Eight suits emerged from the deepening shadows — four with guns on Kathleen Cleary, holding her boys back from the brave defenders of the Community: four covering the first two as they loaded a cuffed, bloody Jason into the car.

Two identical vehicles pulled up, and seven agents piled in. The last threw some words at Mrs. Cleary. Desperation holding her taut, she hugged her children and nodded. The agent spat at them, then climbed into the last car.

Oscar began dismantling the portal, and I turned to Colt, still paralyzed.

“This wasn’t meant to test or torment you,” I told him. “Your mother accused me of claiming your life; I will do my best to keep you alive, but the things you witness will claim you — they’ll become your obsession.”

I couldn’t tell if he was listening.

“Most folks can’t handle this work; we must determine if you can. That takes exposure. What you feel right now — the anger, fear, and desperation? Use it. When you want to quit, remember this. Decide if preventing another atrocity is reason enough to keep going. Lives will depend on you, so you’ll need to convince us that you’re ready.”

Tears streaked down Colt’s face, fists clenching as he regained bodily autonomy.

“This was designed to be a brutal lesson, and it isn’t even the worst. If you continue, everything — your loyalty, strength, ethics — will be tested. Rushing in without a plan kills people. What would have happened if we’d grabbed Cleary before the APA?”

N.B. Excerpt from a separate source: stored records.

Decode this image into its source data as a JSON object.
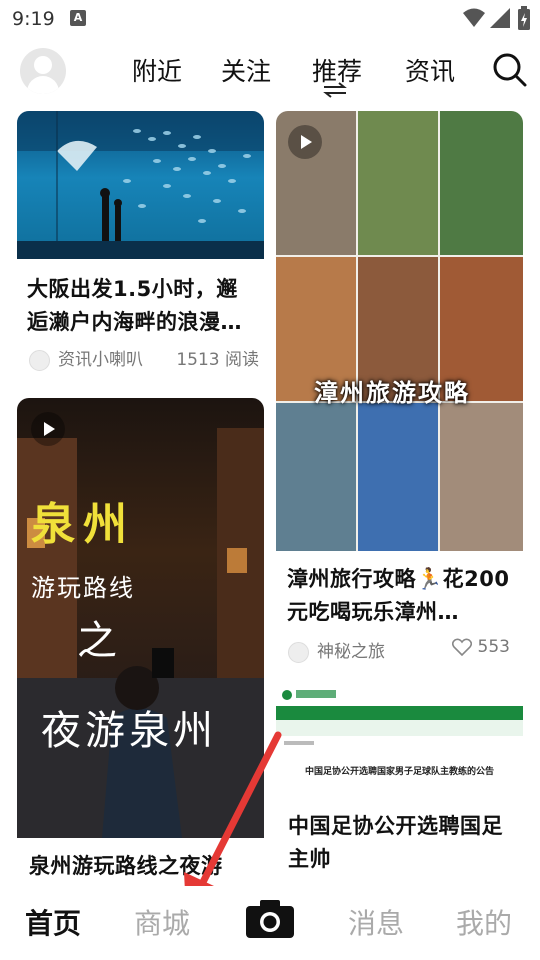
{
  "status": {
    "time": "9:19",
    "notification_icon": "A"
  },
  "top_tabs": [
    {
      "label": "附近"
    },
    {
      "label": "关注"
    },
    {
      "label": "推荐"
    },
    {
      "label": "资讯"
    }
  ],
  "cards": [
    {
      "title": "大阪出发1.5小时，邂逅濑户内海畔的浪漫…",
      "author": "资讯小喇叭",
      "stat": "1513 阅读"
    },
    {
      "title": "漳州旅行攻略🏃花200元吃喝玩乐漳州…",
      "author": "神秘之旅",
      "likes": "553",
      "overlay_text": "漳州旅游攻略"
    },
    {
      "title": "泉州游玩路线之夜游",
      "overlay_lines": [
        "泉州",
        "游玩路线",
        "之",
        "夜游泉州"
      ]
    },
    {
      "title": "中国足协公开选聘国足主帅",
      "header_text": "中国足协公开选聘国家男子足球队主教练的公告"
    }
  ],
  "bottom_tabs": [
    {
      "label": "首页"
    },
    {
      "label": "商城"
    },
    {
      "label": "消息"
    },
    {
      "label": "我的"
    }
  ],
  "colors": {
    "arrow": "#e53935",
    "active_tab": "#111111",
    "inactive_tab": "#aaaaaa"
  }
}
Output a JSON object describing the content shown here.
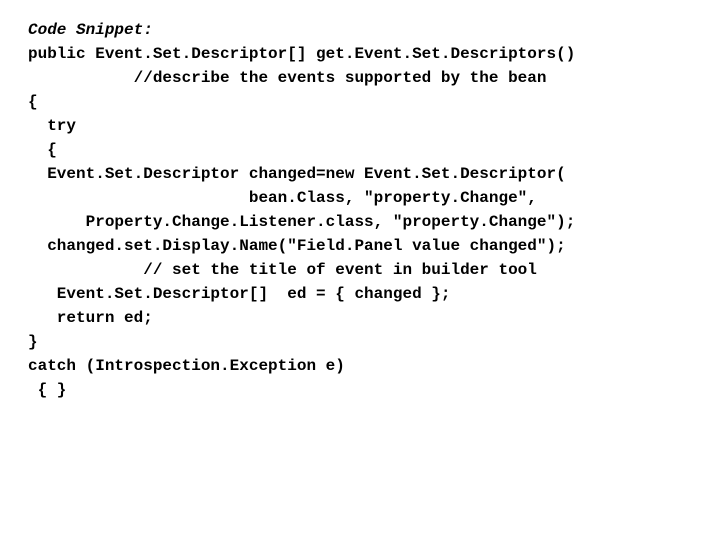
{
  "lines": [
    {
      "text": "Code Snippet:",
      "heading": true
    },
    {
      "text": "public Event.Set.Descriptor[] get.Event.Set.Descriptors()"
    },
    {
      "text": "           //describe the events supported by the bean"
    },
    {
      "text": "{"
    },
    {
      "text": "  try"
    },
    {
      "text": "  {"
    },
    {
      "text": "  Event.Set.Descriptor changed=new Event.Set.Descriptor("
    },
    {
      "text": "                       bean.Class, \"property.Change\","
    },
    {
      "text": "      Property.Change.Listener.class, \"property.Change\");"
    },
    {
      "text": ""
    },
    {
      "text": "  changed.set.Display.Name(\"Field.Panel value changed\");"
    },
    {
      "text": "            // set the title of event in builder tool"
    },
    {
      "text": ""
    },
    {
      "text": "   Event.Set.Descriptor[]  ed = { changed };"
    },
    {
      "text": "   return ed;"
    },
    {
      "text": "}"
    },
    {
      "text": "catch (Introspection.Exception e)"
    },
    {
      "text": " { }"
    }
  ]
}
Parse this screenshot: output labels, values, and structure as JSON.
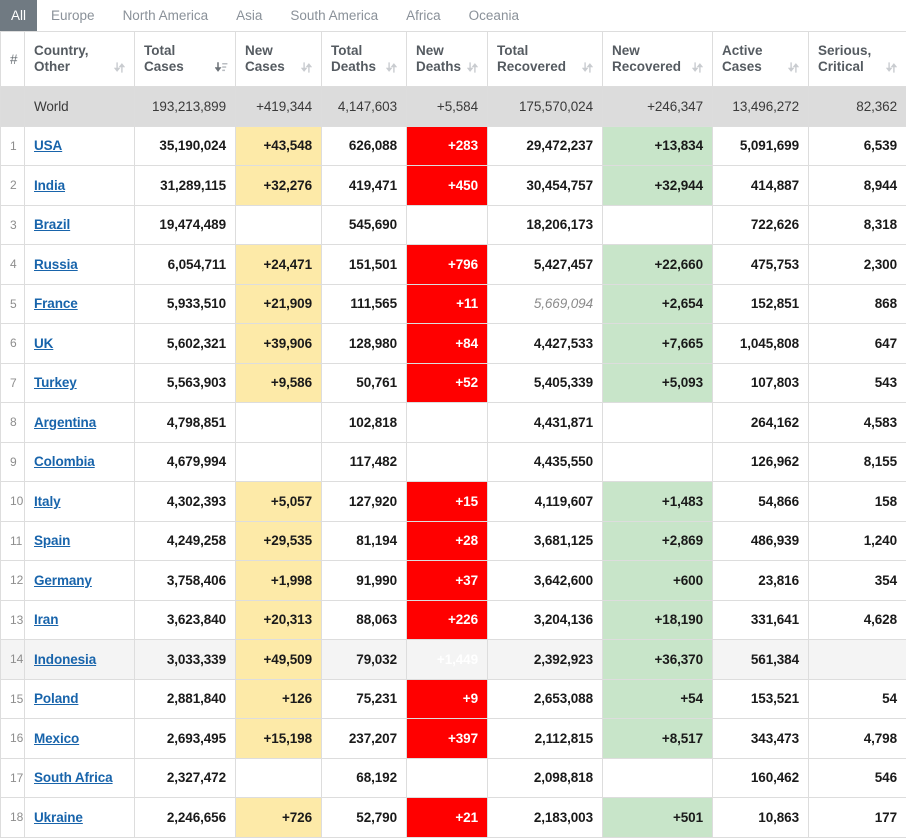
{
  "tabs": [
    {
      "label": "All",
      "active": true
    },
    {
      "label": "Europe",
      "active": false
    },
    {
      "label": "North America",
      "active": false
    },
    {
      "label": "Asia",
      "active": false
    },
    {
      "label": "South America",
      "active": false
    },
    {
      "label": "Africa",
      "active": false
    },
    {
      "label": "Oceania",
      "active": false
    }
  ],
  "table": {
    "columns": [
      {
        "key": "num",
        "line1": "#",
        "line2": "",
        "sort": "none",
        "icon": ""
      },
      {
        "key": "ctry",
        "line1": "Country,",
        "line2": "Other",
        "sort": "sortable",
        "icon": "sort-both-icon"
      },
      {
        "key": "tc",
        "line1": "Total",
        "line2": "Cases",
        "sort": "desc-active",
        "icon": "sort-desc-active-icon"
      },
      {
        "key": "nc",
        "line1": "New",
        "line2": "Cases",
        "sort": "sortable",
        "icon": "sort-both-icon"
      },
      {
        "key": "td",
        "line1": "Total",
        "line2": "Deaths",
        "sort": "sortable",
        "icon": "sort-both-icon"
      },
      {
        "key": "nd",
        "line1": "New",
        "line2": "Deaths",
        "sort": "sortable",
        "icon": "sort-both-icon"
      },
      {
        "key": "tr",
        "line1": "Total",
        "line2": "Recovered",
        "sort": "sortable",
        "icon": "sort-both-icon"
      },
      {
        "key": "nr",
        "line1": "New",
        "line2": "Recovered",
        "sort": "sortable",
        "icon": "sort-both-icon"
      },
      {
        "key": "ac",
        "line1": "Active",
        "line2": "Cases",
        "sort": "sortable",
        "icon": "sort-both-icon"
      },
      {
        "key": "sc",
        "line1": "Serious,",
        "line2": "Critical",
        "sort": "sortable",
        "icon": "sort-both-icon"
      }
    ],
    "world_row": {
      "num": "",
      "country": "World",
      "total_cases": "193,213,899",
      "new_cases": "+419,344",
      "total_deaths": "4,147,603",
      "new_deaths": "+5,584",
      "total_recovered": "175,570,024",
      "new_recovered": "+246,347",
      "active_cases": "13,496,272",
      "serious_critical": "82,362"
    },
    "rows": [
      {
        "num": "1",
        "country": "USA",
        "total_cases": "35,190,024",
        "new_cases": "+43,548",
        "total_deaths": "626,088",
        "new_deaths": "+283",
        "total_recovered": "29,472,237",
        "total_recovered_estimated": false,
        "new_recovered": "+13,834",
        "active_cases": "5,091,699",
        "serious_critical": "6,539",
        "shaded": false
      },
      {
        "num": "2",
        "country": "India",
        "total_cases": "31,289,115",
        "new_cases": "+32,276",
        "total_deaths": "419,471",
        "new_deaths": "+450",
        "total_recovered": "30,454,757",
        "total_recovered_estimated": false,
        "new_recovered": "+32,944",
        "active_cases": "414,887",
        "serious_critical": "8,944",
        "shaded": false
      },
      {
        "num": "3",
        "country": "Brazil",
        "total_cases": "19,474,489",
        "new_cases": "",
        "total_deaths": "545,690",
        "new_deaths": "",
        "total_recovered": "18,206,173",
        "total_recovered_estimated": false,
        "new_recovered": "",
        "active_cases": "722,626",
        "serious_critical": "8,318",
        "shaded": false
      },
      {
        "num": "4",
        "country": "Russia",
        "total_cases": "6,054,711",
        "new_cases": "+24,471",
        "total_deaths": "151,501",
        "new_deaths": "+796",
        "total_recovered": "5,427,457",
        "total_recovered_estimated": false,
        "new_recovered": "+22,660",
        "active_cases": "475,753",
        "serious_critical": "2,300",
        "shaded": false
      },
      {
        "num": "5",
        "country": "France",
        "total_cases": "5,933,510",
        "new_cases": "+21,909",
        "total_deaths": "111,565",
        "new_deaths": "+11",
        "total_recovered": "5,669,094",
        "total_recovered_estimated": true,
        "new_recovered": "+2,654",
        "active_cases": "152,851",
        "serious_critical": "868",
        "shaded": false
      },
      {
        "num": "6",
        "country": "UK",
        "total_cases": "5,602,321",
        "new_cases": "+39,906",
        "total_deaths": "128,980",
        "new_deaths": "+84",
        "total_recovered": "4,427,533",
        "total_recovered_estimated": false,
        "new_recovered": "+7,665",
        "active_cases": "1,045,808",
        "serious_critical": "647",
        "shaded": false
      },
      {
        "num": "7",
        "country": "Turkey",
        "total_cases": "5,563,903",
        "new_cases": "+9,586",
        "total_deaths": "50,761",
        "new_deaths": "+52",
        "total_recovered": "5,405,339",
        "total_recovered_estimated": false,
        "new_recovered": "+5,093",
        "active_cases": "107,803",
        "serious_critical": "543",
        "shaded": false
      },
      {
        "num": "8",
        "country": "Argentina",
        "total_cases": "4,798,851",
        "new_cases": "",
        "total_deaths": "102,818",
        "new_deaths": "",
        "total_recovered": "4,431,871",
        "total_recovered_estimated": false,
        "new_recovered": "",
        "active_cases": "264,162",
        "serious_critical": "4,583",
        "shaded": false
      },
      {
        "num": "9",
        "country": "Colombia",
        "total_cases": "4,679,994",
        "new_cases": "",
        "total_deaths": "117,482",
        "new_deaths": "",
        "total_recovered": "4,435,550",
        "total_recovered_estimated": false,
        "new_recovered": "",
        "active_cases": "126,962",
        "serious_critical": "8,155",
        "shaded": false
      },
      {
        "num": "10",
        "country": "Italy",
        "total_cases": "4,302,393",
        "new_cases": "+5,057",
        "total_deaths": "127,920",
        "new_deaths": "+15",
        "total_recovered": "4,119,607",
        "total_recovered_estimated": false,
        "new_recovered": "+1,483",
        "active_cases": "54,866",
        "serious_critical": "158",
        "shaded": false
      },
      {
        "num": "11",
        "country": "Spain",
        "total_cases": "4,249,258",
        "new_cases": "+29,535",
        "total_deaths": "81,194",
        "new_deaths": "+28",
        "total_recovered": "3,681,125",
        "total_recovered_estimated": false,
        "new_recovered": "+2,869",
        "active_cases": "486,939",
        "serious_critical": "1,240",
        "shaded": false
      },
      {
        "num": "12",
        "country": "Germany",
        "total_cases": "3,758,406",
        "new_cases": "+1,998",
        "total_deaths": "91,990",
        "new_deaths": "+37",
        "total_recovered": "3,642,600",
        "total_recovered_estimated": false,
        "new_recovered": "+600",
        "active_cases": "23,816",
        "serious_critical": "354",
        "shaded": false
      },
      {
        "num": "13",
        "country": "Iran",
        "total_cases": "3,623,840",
        "new_cases": "+20,313",
        "total_deaths": "88,063",
        "new_deaths": "+226",
        "total_recovered": "3,204,136",
        "total_recovered_estimated": false,
        "new_recovered": "+18,190",
        "active_cases": "331,641",
        "serious_critical": "4,628",
        "shaded": false
      },
      {
        "num": "14",
        "country": "Indonesia",
        "total_cases": "3,033,339",
        "new_cases": "+49,509",
        "total_deaths": "79,032",
        "new_deaths": "+1,449",
        "total_recovered": "2,392,923",
        "total_recovered_estimated": false,
        "new_recovered": "+36,370",
        "active_cases": "561,384",
        "serious_critical": "",
        "shaded": true
      },
      {
        "num": "15",
        "country": "Poland",
        "total_cases": "2,881,840",
        "new_cases": "+126",
        "total_deaths": "75,231",
        "new_deaths": "+9",
        "total_recovered": "2,653,088",
        "total_recovered_estimated": false,
        "new_recovered": "+54",
        "active_cases": "153,521",
        "serious_critical": "54",
        "shaded": false
      },
      {
        "num": "16",
        "country": "Mexico",
        "total_cases": "2,693,495",
        "new_cases": "+15,198",
        "total_deaths": "237,207",
        "new_deaths": "+397",
        "total_recovered": "2,112,815",
        "total_recovered_estimated": false,
        "new_recovered": "+8,517",
        "active_cases": "343,473",
        "serious_critical": "4,798",
        "shaded": false
      },
      {
        "num": "17",
        "country": "South Africa",
        "total_cases": "2,327,472",
        "new_cases": "",
        "total_deaths": "68,192",
        "new_deaths": "",
        "total_recovered": "2,098,818",
        "total_recovered_estimated": false,
        "new_recovered": "",
        "active_cases": "160,462",
        "serious_critical": "546",
        "shaded": false
      },
      {
        "num": "18",
        "country": "Ukraine",
        "total_cases": "2,246,656",
        "new_cases": "+726",
        "total_deaths": "52,790",
        "new_deaths": "+21",
        "total_recovered": "2,183,003",
        "total_recovered_estimated": false,
        "new_recovered": "+501",
        "active_cases": "10,863",
        "serious_critical": "177",
        "shaded": false
      }
    ]
  },
  "colors": {
    "new_cases_highlight": "#fdeaa8",
    "new_deaths_highlight": "#ff0000",
    "new_recovered_highlight": "#c8e5c9",
    "world_row_background": "#dcdcdc",
    "active_tab_background": "#707a82",
    "link": "#1864ab"
  }
}
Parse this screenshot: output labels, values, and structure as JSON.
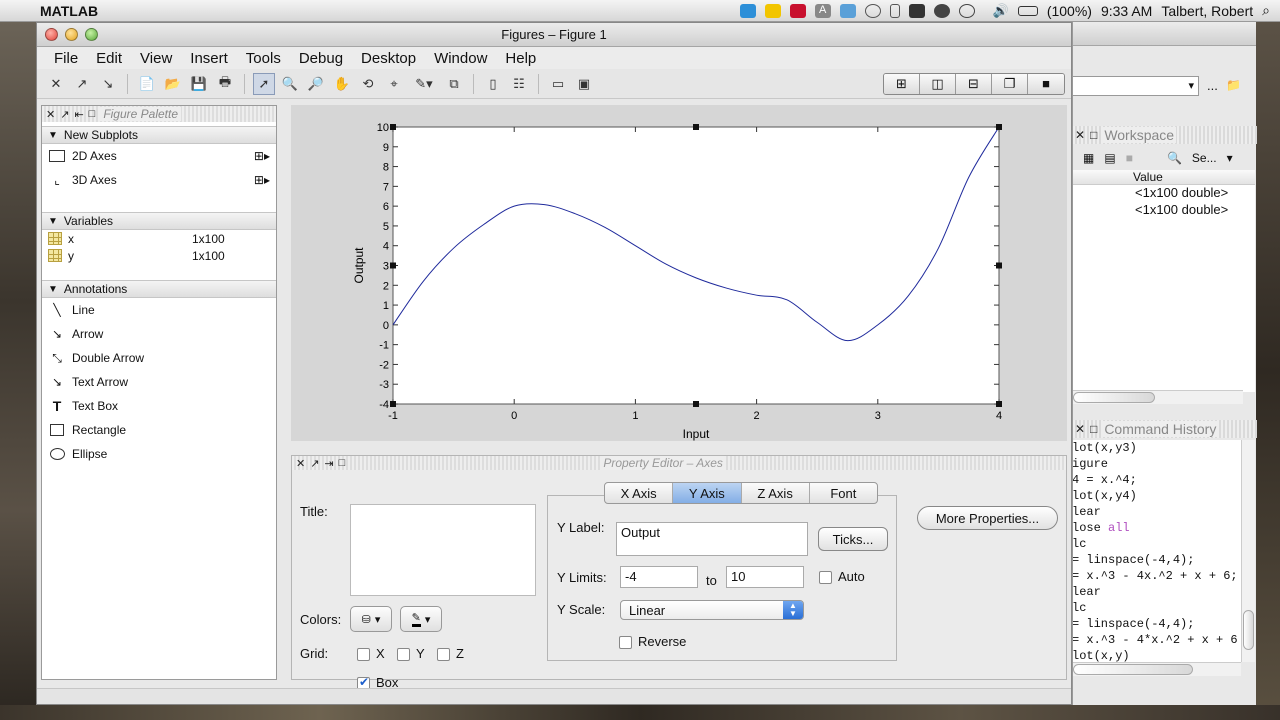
{
  "menubar": {
    "app_name": "MATLAB",
    "battery": "(100%)",
    "clock": "9:33 AM",
    "user": "Talbert, Robert"
  },
  "window": {
    "title": "Figures – Figure 1",
    "menu": [
      "File",
      "Edit",
      "View",
      "Insert",
      "Tools",
      "Debug",
      "Desktop",
      "Window",
      "Help"
    ]
  },
  "palette": {
    "title": "Figure Palette",
    "new_subplots": {
      "header": "New Subplots",
      "items": [
        "2D Axes",
        "3D Axes"
      ]
    },
    "variables": {
      "header": "Variables",
      "items": [
        {
          "name": "x",
          "size": "1x100"
        },
        {
          "name": "y",
          "size": "1x100"
        }
      ]
    },
    "annotations": {
      "header": "Annotations",
      "items": [
        "Line",
        "Arrow",
        "Double Arrow",
        "Text Arrow",
        "Text Box",
        "Rectangle",
        "Ellipse"
      ]
    }
  },
  "chart_data": {
    "type": "line",
    "x": [
      -1,
      -0.75,
      -0.5,
      -0.25,
      0,
      0.25,
      0.5,
      0.75,
      1,
      1.25,
      1.5,
      1.75,
      2,
      2.25,
      2.5,
      2.75,
      3,
      3.25,
      3.5,
      3.75,
      4
    ],
    "y": [
      0,
      2.203,
      3.875,
      5.078,
      6,
      6.078,
      5.625,
      4.922,
      4,
      3.078,
      2.375,
      1.859,
      1.5,
      1.266,
      0.125,
      -0.797,
      0,
      1.453,
      3.875,
      7.453,
      10
    ],
    "xlabel": "Input",
    "ylabel": "Output",
    "xlim": [
      -1,
      4
    ],
    "ylim": [
      -4,
      10
    ],
    "xticks": [
      -1,
      0,
      1,
      2,
      3,
      4
    ],
    "yticks": [
      -4,
      -3,
      -2,
      -1,
      0,
      1,
      2,
      3,
      4,
      5,
      6,
      7,
      8,
      9,
      10
    ],
    "grid": false,
    "box": true,
    "line_color": "#1f2a9c"
  },
  "property_editor": {
    "title": "Property Editor – Axes",
    "title_label": "Title:",
    "colors_label": "Colors:",
    "grid_label": "Grid:",
    "grid": {
      "x": "X",
      "y": "Y",
      "z": "Z",
      "box": "Box"
    },
    "tabs": [
      "X Axis",
      "Y Axis",
      "Z Axis",
      "Font"
    ],
    "active_tab": "Y Axis",
    "more_properties": "More Properties...",
    "y_label_label": "Y Label:",
    "y_label_value": "Output",
    "ticks_button": "Ticks...",
    "y_limits_label": "Y Limits:",
    "y_min": "-4",
    "to_label": "to",
    "y_max": "10",
    "auto_label": "Auto",
    "y_scale_label": "Y Scale:",
    "y_scale_value": "Linear",
    "reverse_label": "Reverse"
  },
  "right_panel": {
    "combo_more": "...",
    "workspace": {
      "title": "Workspace",
      "search": "Se...",
      "value_header": "Value",
      "values": [
        "<1x100 double>",
        "<1x100 double>"
      ]
    },
    "command_history": {
      "title": "Command History",
      "lines": [
        {
          "text": "lot(x,y3)"
        },
        {
          "text": "igure"
        },
        {
          "text": "4 = x.^4;"
        },
        {
          "text": "lot(x,y4)"
        },
        {
          "text": "lear"
        },
        {
          "pre": "lose ",
          "kw": "all"
        },
        {
          "text": "lc"
        },
        {
          "text": " = linspace(-4,4);"
        },
        {
          "text": " = x.^3 - 4x.^2 + x + 6;"
        },
        {
          "text": "lear"
        },
        {
          "text": "lc"
        },
        {
          "text": " = linspace(-4,4);"
        },
        {
          "text": " = x.^3 - 4*x.^2 + x + 6"
        },
        {
          "text": "lot(x,y)"
        }
      ]
    }
  }
}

“He…wouldn’t…have…died,” Colt rasped, twisting his neck.

“Jason’s alive, Colt,” I promised. “Think. If crazy people kidnapped you, claiming the government would arrest and brainwash you, leaving your family ostracized, would you believe them without any proof?”

I sensed the warp in reality swirl into existence behind me, rippling the lines and compressing into a chrysoprase passage.

Each practitioner’s magic manifested in unique ways — mine usually featured clockwork, Evy’s a historic library, Oscar’s a gory display of sinew and bone. Even knowing that, the jubilant green corridor startled me — more so because of its weaver.

I tilted my head to the new door. “That leads to a manifold bridge — connecting multiple locations and creating a temporary pocket plane. If you follow us, please remain silent. We’ll answer your questions when we return.”

The kid glared with no indication of whether I had reached him or destroyed his trust. With orientations, it could go either way.